Tesla shares rise to record highs, leaving rivals behind


(Reuters) – Tesla Inc shares continued their meteoric rise on Thursday, scoring another record high and further widening the gap between the Silicon Valley electric carmaker and its traditional competitors in the auto industry.

FILE PHOTO: Tesla Inc. Gigafactory 2, also known as RiverBend, is pictured at the spread of coronavirus (COVID-19) disease, in Buffalo, New York, USA, March 26, 2020. REUTERS / Lindsay DeDario

Tesla shares rose to $ 2,290 in midday trading before leveling at $ 2,240, the highest price since the company was announced at $ 17 per share in 2010.

Tesla’s shares have risen more than 420% since the beginning of this year, making some retail investors millionaires.

While other automakers will be forced to invest billions to overhaul their internal combustion engine operations to produce car-powered cars, investors are confident that Tesla can make the shift from a niche automaker to a global leader in cleaner cars.

Tesla became the most valuable automaker in the world by capitalization when it took over former Toyota Motors Corp. on July 1. The company now accounts for 41% of the total market cap of a group of 12 of the world’s largest car manufacturers.

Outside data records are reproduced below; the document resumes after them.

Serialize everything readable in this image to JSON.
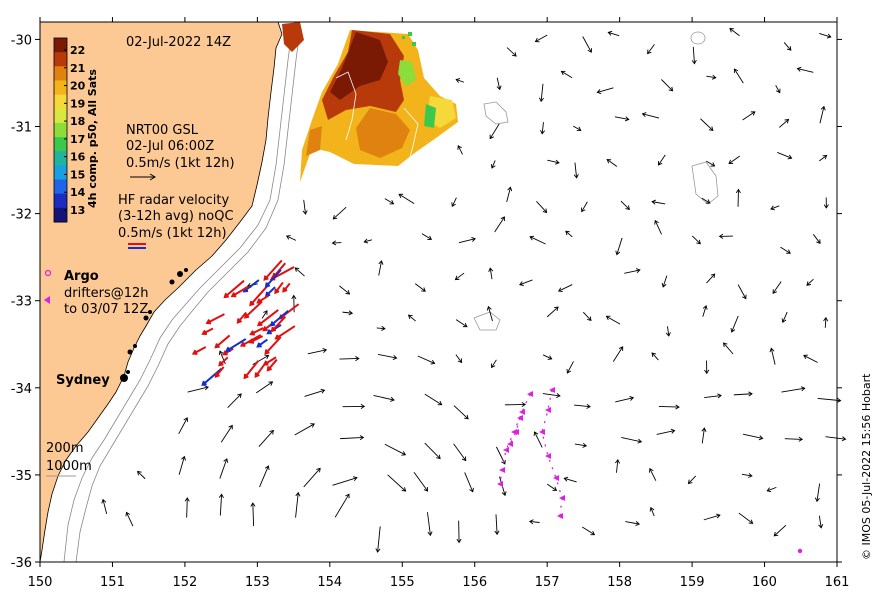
{
  "map": {
    "date_label": "02-Jul-2022 14Z",
    "lon_ticks": [
      "150",
      "151",
      "152",
      "153",
      "154",
      "155",
      "156",
      "157",
      "158",
      "159",
      "160",
      "161"
    ],
    "lat_ticks": [
      "-30",
      "-31",
      "-32",
      "-33",
      "-34",
      "-35",
      "-36"
    ],
    "lon_range": [
      150,
      161
    ],
    "lat_range": [
      -36,
      -29.8
    ],
    "colorbar": {
      "label": "4h comp. p50, All Sats",
      "ticks": [
        "22",
        "21",
        "20",
        "19",
        "18",
        "17",
        "16",
        "15",
        "14",
        "13"
      ],
      "colors": [
        "#7a1a05",
        "#b83a0a",
        "#e08210",
        "#f2b41a",
        "#f6d83a",
        "#d8e840",
        "#8cdc3a",
        "#3cc84c",
        "#20b4a0",
        "#18a0e0",
        "#2064e8",
        "#1c2cc0",
        "#141478"
      ]
    },
    "gsl_legend": {
      "line1": "NRT00 GSL",
      "line2": "02-Jul 06:00Z",
      "line3": "0.5m/s (1kt 12h)"
    },
    "hf_legend": {
      "line1": "HF radar velocity",
      "line2": "(3-12h avg) noQC",
      "line3": "0.5m/s (1kt 12h)"
    },
    "argo_legend": {
      "label": "Argo",
      "line2": "drifters@12h",
      "line3": "to 03/07 12Z"
    },
    "city": "Sydney",
    "isobaths": {
      "line1": "200m",
      "line2": "1000m"
    },
    "credit": "© IMOS 05-Jul-2022 15:56 Hobart",
    "colors": {
      "land": "#fcc894",
      "hf_red": "#e01010",
      "hf_blue": "#1030d0",
      "drifter": "#e020e0"
    }
  }
}
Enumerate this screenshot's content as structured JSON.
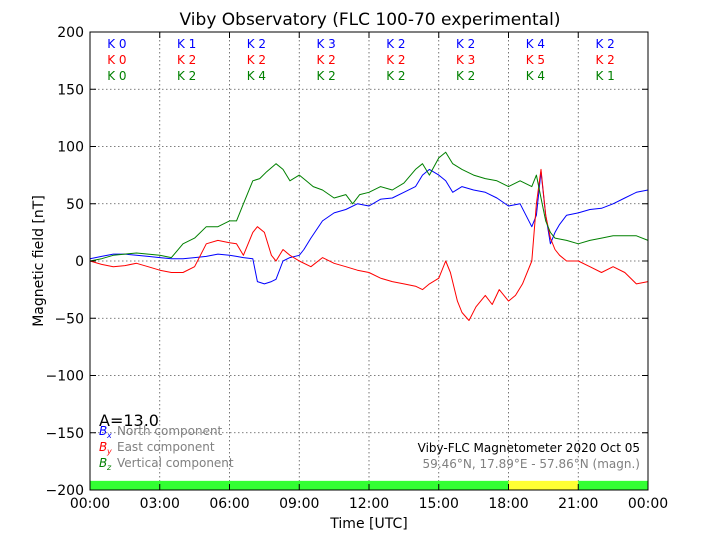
{
  "chart_data": {
    "type": "line",
    "title": "Viby Observatory (FLC 100-70 experimental)",
    "xlabel": "Time [UTC]",
    "ylabel": "Magnetic field [nT]",
    "xlim": [
      0,
      24
    ],
    "ylim": [
      -200,
      200
    ],
    "x_tick_labels": [
      "00:00",
      "03:00",
      "06:00",
      "09:00",
      "12:00",
      "15:00",
      "18:00",
      "21:00",
      "00:00"
    ],
    "y_ticks": [
      -200,
      -150,
      -100,
      -50,
      0,
      50,
      100,
      150,
      200
    ],
    "y_tick_labels": [
      "−200",
      "−150",
      "−100",
      "−50",
      "0",
      "50",
      "100",
      "150",
      "200"
    ],
    "grid": true,
    "legend_position": "lower-left",
    "series": [
      {
        "name": "North component",
        "symbol": "B",
        "subscript": "x",
        "color": "#0000ff",
        "x": [
          0,
          0.5,
          1,
          1.5,
          2,
          2.5,
          3,
          3.5,
          4,
          4.5,
          5,
          5.5,
          6,
          6.3,
          6.6,
          7,
          7.2,
          7.5,
          7.8,
          8,
          8.3,
          8.6,
          9,
          9.2,
          9.5,
          10,
          10.5,
          11,
          11.5,
          12,
          12.5,
          13,
          13.5,
          14,
          14.3,
          14.6,
          15,
          15.3,
          15.6,
          16,
          16.5,
          17,
          17.5,
          18,
          18.5,
          19,
          19.2,
          19.4,
          19.6,
          19.8,
          20,
          20.2,
          20.5,
          21,
          21.5,
          22,
          22.5,
          23,
          23.5,
          24
        ],
        "y": [
          2,
          4,
          6,
          6,
          5,
          4,
          3,
          2,
          2,
          3,
          4,
          6,
          5,
          4,
          3,
          2,
          -18,
          -20,
          -18,
          -16,
          0,
          3,
          5,
          10,
          20,
          35,
          42,
          45,
          50,
          48,
          54,
          55,
          60,
          65,
          75,
          80,
          75,
          70,
          60,
          65,
          62,
          60,
          55,
          48,
          50,
          30,
          40,
          78,
          40,
          15,
          25,
          32,
          40,
          42,
          45,
          46,
          50,
          55,
          60,
          62
        ],
        "k_indices": [
          "K 0",
          "K 1",
          "K 2",
          "K 3",
          "K 2",
          "K 2",
          "K 4",
          "K 2"
        ]
      },
      {
        "name": "East component",
        "symbol": "B",
        "subscript": "y",
        "color": "#ff0000",
        "x": [
          0,
          0.5,
          1,
          1.5,
          2,
          2.5,
          3,
          3.5,
          4,
          4.5,
          5,
          5.5,
          6,
          6.3,
          6.6,
          7,
          7.2,
          7.5,
          7.8,
          8,
          8.3,
          8.6,
          9,
          9.5,
          10,
          10.5,
          11,
          11.5,
          12,
          12.5,
          13,
          13.5,
          14,
          14.3,
          14.6,
          15,
          15.3,
          15.5,
          15.8,
          16,
          16.3,
          16.6,
          17,
          17.3,
          17.6,
          18,
          18.3,
          18.6,
          19,
          19.2,
          19.4,
          19.6,
          19.8,
          20,
          20.2,
          20.5,
          21,
          21.5,
          22,
          22.5,
          23,
          23.5,
          24
        ],
        "y": [
          0,
          -3,
          -5,
          -4,
          -2,
          -5,
          -8,
          -10,
          -10,
          -5,
          15,
          18,
          16,
          15,
          5,
          25,
          30,
          25,
          5,
          0,
          10,
          5,
          0,
          -5,
          3,
          -2,
          -5,
          -8,
          -10,
          -15,
          -18,
          -20,
          -22,
          -25,
          -20,
          -15,
          0,
          -10,
          -35,
          -45,
          -52,
          -40,
          -30,
          -38,
          -25,
          -35,
          -30,
          -20,
          0,
          50,
          80,
          40,
          20,
          10,
          5,
          0,
          0,
          -5,
          -10,
          -5,
          -10,
          -20,
          -18
        ],
        "k_indices": [
          "K 0",
          "K 2",
          "K 2",
          "K 2",
          "K 2",
          "K 3",
          "K 5",
          "K 2"
        ]
      },
      {
        "name": "Vertical component",
        "symbol": "B",
        "subscript": "z",
        "color": "#008000",
        "x": [
          0,
          0.5,
          1,
          1.5,
          2,
          2.5,
          3,
          3.5,
          4,
          4.5,
          5,
          5.5,
          6,
          6.3,
          6.6,
          7,
          7.3,
          7.6,
          8,
          8.3,
          8.6,
          9,
          9.3,
          9.6,
          10,
          10.5,
          11,
          11.3,
          11.6,
          12,
          12.5,
          13,
          13.5,
          14,
          14.3,
          14.6,
          15,
          15.3,
          15.6,
          16,
          16.5,
          17,
          17.5,
          18,
          18.5,
          19,
          19.2,
          19.4,
          19.6,
          19.8,
          20,
          20.5,
          21,
          21.5,
          22,
          22.5,
          23,
          23.5,
          24
        ],
        "y": [
          0,
          2,
          5,
          6,
          7,
          6,
          5,
          3,
          15,
          20,
          30,
          30,
          35,
          35,
          50,
          70,
          72,
          78,
          85,
          80,
          70,
          75,
          70,
          65,
          62,
          55,
          58,
          50,
          58,
          60,
          65,
          62,
          68,
          80,
          85,
          75,
          90,
          95,
          85,
          80,
          75,
          72,
          70,
          65,
          70,
          65,
          75,
          55,
          35,
          25,
          20,
          18,
          15,
          18,
          20,
          22,
          22,
          22,
          18
        ],
        "k_indices": [
          "K 0",
          "K 2",
          "K 4",
          "K 2",
          "K 2",
          "K 2",
          "K 4",
          "K 1"
        ]
      }
    ],
    "activity_bar": [
      {
        "start": 0,
        "end": 18,
        "color": "#33ff33"
      },
      {
        "start": 18,
        "end": 21,
        "color": "#ffff33"
      },
      {
        "start": 21,
        "end": 24,
        "color": "#33ff33"
      }
    ],
    "annotations": {
      "a_index": "A=13.0",
      "magnetometer": "Viby-FLC Magnetometer 2020 Oct 05",
      "coordinates": "59.46°N, 17.89°E - 57.86°N (magn.)"
    }
  }
}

(Graph: market capitalization of Tesla stock rally dwarfs rivals Tesla stock rally cross rivals’ market cap – here)

Tesla produces only a fraction of the cars sold by established global automakers, many of which are considered growth engines for their local economies.

Japanese Toyota and German Volkswagen AG (VOWG_p.DE) sold 10.46 million and 11 million cars, respectively, in fiscal year 2019. That is comparable to the 367,200 cars Tesla delivered in 2019.

Tesla has said it would supply at least half a million cars by the end of 2020, less than 5% of Toyota and Volkswagen’s annual sales.

But Tesla survived outbreaks in the industry of the novel coronavirus pandemic and reported a second-quarter profit in July, clearing an obstacle that could lead to the electric carmaker’s inclusion in the S&P 500 index.